If there’s one sure sign of spring, it’s the start of maple syrup production in the bushes across Southwestern Ontario.
Making of maple syrup traces its roots back to the Indigenous people of Canada. When white settlers arrived, they adopted this tradition and refined it. Today, many farm operations make maple syrup as a sideline and there are also large operations which focus entirely on maple syrup.
Brad Buchwald is one of the part-time operators on the 20 acres he has outside Simcoe. Although not a farmer, that is his heritage and how he learned about maple syrup. Growing up, his father was the minister in the Hartford Baptist Church, just east of Boston.
“We made syrup in our garden to start and hung coffee cans on the maple trees in the front yard,” he recalled of his childhood.
Buchwald started making syrup on his sister’s farm, using an evaporator he made himself. Then, he moved to his current farm on the 8th Concession of Charlotteville in 2016. Initially he started with buckets but then put a pipeline in four years ago and purchased a new evaporator, which he said changed everything. Josh Jansen assisted with setting this up.
With the pipeline system, trees are tapped higher than with buckets so gravity can assist with sap transportation. A 5/16-inch line is connected to the taps, which run into a one-inch main line. The one-inch line runs to an extractor, which is connected to a stainless-steel holding tank. When the sap reaches a certain level in the extractor, it’s discharged into the tank. From that tank, a vacuum pump moves the sap into another stainless-steel holding tank on the roof of the building where the evaporator is. From the tank on the roof, there is 1.5-inch line that runs to the evaporator.
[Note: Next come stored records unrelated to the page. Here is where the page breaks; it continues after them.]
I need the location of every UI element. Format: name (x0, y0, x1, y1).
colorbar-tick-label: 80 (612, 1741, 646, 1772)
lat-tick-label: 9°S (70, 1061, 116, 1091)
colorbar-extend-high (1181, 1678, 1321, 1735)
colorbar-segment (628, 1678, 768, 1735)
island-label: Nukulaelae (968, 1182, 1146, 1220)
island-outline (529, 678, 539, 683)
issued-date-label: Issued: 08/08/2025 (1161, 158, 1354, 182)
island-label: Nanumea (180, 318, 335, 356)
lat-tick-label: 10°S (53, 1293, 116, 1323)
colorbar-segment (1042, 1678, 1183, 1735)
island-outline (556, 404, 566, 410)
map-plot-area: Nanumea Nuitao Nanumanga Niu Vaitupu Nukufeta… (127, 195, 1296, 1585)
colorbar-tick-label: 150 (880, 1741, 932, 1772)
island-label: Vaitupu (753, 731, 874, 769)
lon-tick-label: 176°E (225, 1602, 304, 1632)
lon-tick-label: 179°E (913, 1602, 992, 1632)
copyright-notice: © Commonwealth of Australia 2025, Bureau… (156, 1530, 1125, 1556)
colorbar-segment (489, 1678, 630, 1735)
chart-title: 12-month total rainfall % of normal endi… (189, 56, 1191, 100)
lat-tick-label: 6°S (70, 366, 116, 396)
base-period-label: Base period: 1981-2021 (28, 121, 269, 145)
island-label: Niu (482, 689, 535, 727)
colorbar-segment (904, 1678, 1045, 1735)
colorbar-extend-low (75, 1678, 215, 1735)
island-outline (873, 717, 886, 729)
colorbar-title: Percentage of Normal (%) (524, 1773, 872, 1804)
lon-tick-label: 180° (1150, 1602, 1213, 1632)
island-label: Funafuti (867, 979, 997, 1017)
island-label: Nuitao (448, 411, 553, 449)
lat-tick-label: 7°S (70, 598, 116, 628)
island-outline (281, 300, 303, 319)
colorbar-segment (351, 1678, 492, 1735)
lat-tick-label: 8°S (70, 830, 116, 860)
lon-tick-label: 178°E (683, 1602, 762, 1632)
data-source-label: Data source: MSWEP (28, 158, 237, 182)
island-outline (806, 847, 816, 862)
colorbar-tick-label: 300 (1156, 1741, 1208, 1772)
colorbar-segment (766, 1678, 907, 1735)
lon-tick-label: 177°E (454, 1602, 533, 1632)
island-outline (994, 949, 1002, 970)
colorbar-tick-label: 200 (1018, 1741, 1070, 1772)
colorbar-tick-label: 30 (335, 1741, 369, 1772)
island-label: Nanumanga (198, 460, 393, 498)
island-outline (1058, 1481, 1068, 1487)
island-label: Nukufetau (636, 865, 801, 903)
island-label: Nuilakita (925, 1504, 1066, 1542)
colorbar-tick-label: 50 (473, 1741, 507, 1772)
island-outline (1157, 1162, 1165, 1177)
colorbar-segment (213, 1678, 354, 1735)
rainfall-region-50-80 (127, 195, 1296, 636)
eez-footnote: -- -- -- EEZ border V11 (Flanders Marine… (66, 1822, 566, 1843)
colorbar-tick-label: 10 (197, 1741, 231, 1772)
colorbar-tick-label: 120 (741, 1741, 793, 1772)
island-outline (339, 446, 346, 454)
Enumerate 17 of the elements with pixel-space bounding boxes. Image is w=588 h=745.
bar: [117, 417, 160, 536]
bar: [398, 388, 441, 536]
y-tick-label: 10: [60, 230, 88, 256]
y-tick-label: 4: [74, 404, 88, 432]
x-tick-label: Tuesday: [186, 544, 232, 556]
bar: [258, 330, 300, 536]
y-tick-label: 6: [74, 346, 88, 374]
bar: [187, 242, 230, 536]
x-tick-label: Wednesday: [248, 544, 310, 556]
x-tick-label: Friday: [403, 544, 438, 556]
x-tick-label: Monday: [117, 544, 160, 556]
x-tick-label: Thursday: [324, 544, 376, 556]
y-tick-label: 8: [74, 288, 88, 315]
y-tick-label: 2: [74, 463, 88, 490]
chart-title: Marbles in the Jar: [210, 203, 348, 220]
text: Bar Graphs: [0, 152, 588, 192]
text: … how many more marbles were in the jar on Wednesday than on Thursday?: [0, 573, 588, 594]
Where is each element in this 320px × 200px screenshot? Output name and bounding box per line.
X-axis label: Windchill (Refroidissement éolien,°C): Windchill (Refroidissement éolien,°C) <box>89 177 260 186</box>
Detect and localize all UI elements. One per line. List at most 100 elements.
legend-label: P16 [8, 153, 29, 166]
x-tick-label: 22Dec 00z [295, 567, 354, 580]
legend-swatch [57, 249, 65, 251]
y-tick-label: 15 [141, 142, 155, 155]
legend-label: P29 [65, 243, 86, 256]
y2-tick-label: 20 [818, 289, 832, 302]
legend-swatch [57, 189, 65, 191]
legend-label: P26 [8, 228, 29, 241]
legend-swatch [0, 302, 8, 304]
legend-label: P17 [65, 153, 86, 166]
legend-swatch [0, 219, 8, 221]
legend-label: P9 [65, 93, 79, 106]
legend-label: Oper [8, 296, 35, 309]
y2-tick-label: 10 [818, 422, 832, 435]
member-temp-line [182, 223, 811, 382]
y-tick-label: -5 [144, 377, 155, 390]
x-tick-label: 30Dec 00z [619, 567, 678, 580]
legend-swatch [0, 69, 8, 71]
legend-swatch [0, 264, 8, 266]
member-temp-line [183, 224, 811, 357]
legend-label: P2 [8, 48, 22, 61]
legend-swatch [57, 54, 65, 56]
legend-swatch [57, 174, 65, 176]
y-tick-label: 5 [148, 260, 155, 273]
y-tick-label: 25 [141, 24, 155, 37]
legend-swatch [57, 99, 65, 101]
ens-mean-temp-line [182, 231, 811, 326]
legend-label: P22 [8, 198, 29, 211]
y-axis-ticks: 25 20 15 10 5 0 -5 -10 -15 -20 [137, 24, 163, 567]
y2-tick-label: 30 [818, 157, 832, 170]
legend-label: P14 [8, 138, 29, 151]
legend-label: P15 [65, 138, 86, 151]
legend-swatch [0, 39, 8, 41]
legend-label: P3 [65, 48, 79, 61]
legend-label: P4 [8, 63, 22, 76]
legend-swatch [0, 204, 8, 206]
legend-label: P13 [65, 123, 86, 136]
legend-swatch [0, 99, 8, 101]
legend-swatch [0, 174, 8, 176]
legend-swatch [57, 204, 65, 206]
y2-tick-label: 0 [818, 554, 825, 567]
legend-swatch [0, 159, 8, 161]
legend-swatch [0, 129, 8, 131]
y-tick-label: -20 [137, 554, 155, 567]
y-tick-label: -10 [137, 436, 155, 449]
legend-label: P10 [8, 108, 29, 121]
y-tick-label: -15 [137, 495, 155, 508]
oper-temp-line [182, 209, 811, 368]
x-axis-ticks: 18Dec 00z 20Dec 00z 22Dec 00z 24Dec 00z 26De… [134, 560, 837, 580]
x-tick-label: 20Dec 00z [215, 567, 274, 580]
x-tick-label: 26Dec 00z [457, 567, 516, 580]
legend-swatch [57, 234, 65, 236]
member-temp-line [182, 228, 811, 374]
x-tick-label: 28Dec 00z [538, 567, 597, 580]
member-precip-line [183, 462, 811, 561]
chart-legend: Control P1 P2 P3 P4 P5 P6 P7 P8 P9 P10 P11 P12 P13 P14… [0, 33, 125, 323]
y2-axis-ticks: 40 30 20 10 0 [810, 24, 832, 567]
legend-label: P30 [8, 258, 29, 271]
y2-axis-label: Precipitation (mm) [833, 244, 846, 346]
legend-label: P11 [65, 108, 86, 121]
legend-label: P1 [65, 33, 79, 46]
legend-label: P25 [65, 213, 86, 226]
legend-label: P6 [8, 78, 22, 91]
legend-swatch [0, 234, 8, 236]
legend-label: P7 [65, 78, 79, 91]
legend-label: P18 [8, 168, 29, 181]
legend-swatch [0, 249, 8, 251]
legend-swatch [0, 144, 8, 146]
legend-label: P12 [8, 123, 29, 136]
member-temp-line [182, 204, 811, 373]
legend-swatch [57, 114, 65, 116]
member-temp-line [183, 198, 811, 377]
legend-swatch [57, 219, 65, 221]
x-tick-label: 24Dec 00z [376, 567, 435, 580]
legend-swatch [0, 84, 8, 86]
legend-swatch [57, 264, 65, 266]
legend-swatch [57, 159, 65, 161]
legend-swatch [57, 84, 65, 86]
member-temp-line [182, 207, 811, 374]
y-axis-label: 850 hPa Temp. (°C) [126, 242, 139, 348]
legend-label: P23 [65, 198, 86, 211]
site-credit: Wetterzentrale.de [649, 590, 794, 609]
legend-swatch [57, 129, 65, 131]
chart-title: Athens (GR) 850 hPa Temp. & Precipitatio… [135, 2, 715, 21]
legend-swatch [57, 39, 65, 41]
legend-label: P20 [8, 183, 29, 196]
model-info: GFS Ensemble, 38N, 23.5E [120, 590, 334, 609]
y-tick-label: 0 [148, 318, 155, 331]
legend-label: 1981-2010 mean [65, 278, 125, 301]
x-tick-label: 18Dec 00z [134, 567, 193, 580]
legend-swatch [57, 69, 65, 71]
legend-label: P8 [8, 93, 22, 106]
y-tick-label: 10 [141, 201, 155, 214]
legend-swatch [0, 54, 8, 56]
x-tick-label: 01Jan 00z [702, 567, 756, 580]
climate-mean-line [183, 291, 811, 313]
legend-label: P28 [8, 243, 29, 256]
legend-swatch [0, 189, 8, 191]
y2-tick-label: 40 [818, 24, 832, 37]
“When it gets low, the valve opens automatically and allows more sap to come into the fluted pan,” Buchwald explained.
The fluted pan in the evaporator is the first of three pans. The fluting is similar to zig-zags on the bottom and increases the surface that is heated by the fire. This is important as it takes 55 liters of sap to make one liter of syrup so getting the most heat on the sap is important, and the sap-to-syrup increases as the season progresses. From the fluted pan, the sap moves to two finishing pans to have more water removed. In the last of these, when the temperature reaches 7˚ Fahrenheit above boiling, a drain opens to let the finished syrup go into a milk can for storage after passing through a filter. Then, the syrup is reheated to 180-185˚F with propane heaters before being bottled.
Buchwald is a member of the Ontario Maple Syrup Producers Association and has to produce his syrup to the organization’s standard. This means the syrup he produces must meet standards. One of those standards is assessing the grade of the syrup based on colour: light, amber, dark and extra dark. As the colour gets darker, so too does the flavour. Most of Buchwald’s syrup is either amber or dark. The colour is judged by using a meter that lets light through to assess colour.
All of Buchwald’s syrup is in 500 mL bottles and is either sold on the Internet or to friends.
With only about 30 per cent of his bush tapped, Buchwald has room to expand. He doesn’t, however, have time. He worked at Stelco for 31 years, taught technology at Conestoga College and has been driving truck four days a week for Hewitt’s Dairy the last seven years. He considers maple syrup a family endeavor, giving credit to his wife Darlene, and their sons, Benjamin, Zachary and Adam for helping. His cousin Bruce Kuehl and friend Ron Cullimore also help.
“My system is large enough I could get bigger but right now we’re maxed out for time,” he said. “I could never do it without help and family.”